Our texts for this Last Sunday in Epiphany, also called Transfiguration Sunday, are 2 Corinthians 3:12-13, 16-18 and Luke 9:28-43a, which can be read here.
When I picture Jesus' transfiguration (which, mind you, is not something I picture all that often), I picture a scene that is removed, remote, distant, otherworldly. I picture Jesus, shining like the sun, flanked by Moses and Elijah--also very shiny--while Peter, James, and John rub their eyes repeatedly to try to absorb what their eyes alone are getting to witness: a glimpse of God's "electric holiness," as one of my seminary professors put it--a sneak peak of radiance that human eyes cannot normally behold.
This, however, is not how the transfiguration was pictured by one of its most famous painters--Italian Renaissance master Raphael. Look at the image pictured at right. This oil painting Transfiguration was the last work Raphael did, one he worked on right up to his death. As such, you would expect it to be very otherworldly; but what strikes me about this image is how much the world impinges upon it. We have the nice pretty shiny Jesus, and semi-shiny Moses and Elijah, and the three dazed and confused disciples; but what is all this madness happening right below this scene of glory?

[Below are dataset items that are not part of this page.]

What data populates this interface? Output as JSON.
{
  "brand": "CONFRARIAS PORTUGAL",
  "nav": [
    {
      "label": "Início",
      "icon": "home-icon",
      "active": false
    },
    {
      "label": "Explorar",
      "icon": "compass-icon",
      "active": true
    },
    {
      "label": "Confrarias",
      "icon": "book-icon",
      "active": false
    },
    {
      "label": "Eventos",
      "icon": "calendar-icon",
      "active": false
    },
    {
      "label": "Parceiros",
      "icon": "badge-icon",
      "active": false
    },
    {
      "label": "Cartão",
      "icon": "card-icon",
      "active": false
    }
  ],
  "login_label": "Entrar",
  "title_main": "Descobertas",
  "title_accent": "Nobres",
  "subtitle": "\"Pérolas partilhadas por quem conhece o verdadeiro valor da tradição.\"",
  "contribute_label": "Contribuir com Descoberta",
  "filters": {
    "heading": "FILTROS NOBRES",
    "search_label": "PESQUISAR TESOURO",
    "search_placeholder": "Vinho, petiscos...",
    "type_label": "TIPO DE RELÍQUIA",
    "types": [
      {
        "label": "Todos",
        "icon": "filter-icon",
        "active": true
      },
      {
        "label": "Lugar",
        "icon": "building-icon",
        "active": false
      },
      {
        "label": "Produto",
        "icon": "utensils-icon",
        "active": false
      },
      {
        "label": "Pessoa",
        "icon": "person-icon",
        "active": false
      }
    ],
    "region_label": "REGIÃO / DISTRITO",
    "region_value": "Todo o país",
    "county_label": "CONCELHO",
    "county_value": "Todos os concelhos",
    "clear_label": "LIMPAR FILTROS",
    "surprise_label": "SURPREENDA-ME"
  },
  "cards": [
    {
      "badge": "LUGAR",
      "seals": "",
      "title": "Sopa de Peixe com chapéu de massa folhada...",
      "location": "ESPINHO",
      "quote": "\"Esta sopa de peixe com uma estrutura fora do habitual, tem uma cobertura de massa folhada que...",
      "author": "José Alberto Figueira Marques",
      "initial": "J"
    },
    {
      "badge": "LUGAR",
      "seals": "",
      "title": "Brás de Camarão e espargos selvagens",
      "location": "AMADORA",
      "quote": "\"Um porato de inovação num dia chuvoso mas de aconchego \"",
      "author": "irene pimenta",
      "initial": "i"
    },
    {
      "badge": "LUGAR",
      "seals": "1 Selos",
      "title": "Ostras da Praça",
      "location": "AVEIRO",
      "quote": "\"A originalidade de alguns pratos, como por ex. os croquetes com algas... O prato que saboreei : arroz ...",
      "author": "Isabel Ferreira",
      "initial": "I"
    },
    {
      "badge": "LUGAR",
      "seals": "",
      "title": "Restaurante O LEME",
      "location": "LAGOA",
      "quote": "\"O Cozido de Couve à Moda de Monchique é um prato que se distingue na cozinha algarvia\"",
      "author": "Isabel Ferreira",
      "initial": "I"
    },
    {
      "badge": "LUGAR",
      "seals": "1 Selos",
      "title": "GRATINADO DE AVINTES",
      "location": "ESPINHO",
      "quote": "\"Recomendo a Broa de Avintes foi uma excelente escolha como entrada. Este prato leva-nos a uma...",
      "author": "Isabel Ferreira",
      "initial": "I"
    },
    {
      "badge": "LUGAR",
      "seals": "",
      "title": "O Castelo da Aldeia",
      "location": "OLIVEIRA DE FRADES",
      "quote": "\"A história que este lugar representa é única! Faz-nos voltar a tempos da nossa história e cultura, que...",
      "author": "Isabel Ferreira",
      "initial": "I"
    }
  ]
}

There, right in the same frame, is the story that immediately follows the account of the transfiguration and that actually is included in the lectionary reading--Luke 9:37-43a, the healing of a boy with seizures. Just inches away from this heavenly scene on the canvas are the horrors of earth, a young boy wracked with seizures, the disciples totally helpless to heal him. Frustration and panic are visible on the agitated faces of the crowd. But then, among them, two arms stretch towards what is happening on the mountain--towards the one shining in glory there. In their outstretched arms, this otherworldly experience of Jesus becomes a thing of earth. His shining in glory is not about him being removed from the world or elevated above it, but sent back down among it to bring glory to God as bodies are healed and lives restored. As Sharon H. Ringe put it in our Feasting on the Word commentary, "The glory of God's presence and the pain of a broken world cannot be separated."
Read today's Gospel passage together, both of these stories--what happened up on the mountain, and what was happening not at all far below. How often we try to separate the "spiritual" from the "worldly," what is "of heaven" from what is "on earth." But what if these things are called to overlap and intersect more than we imagine? What if God's holiness isn't just up on a mountain, but walking among us in our places of greatest need? What if God's glory is a whole lot closer than it may initially appear?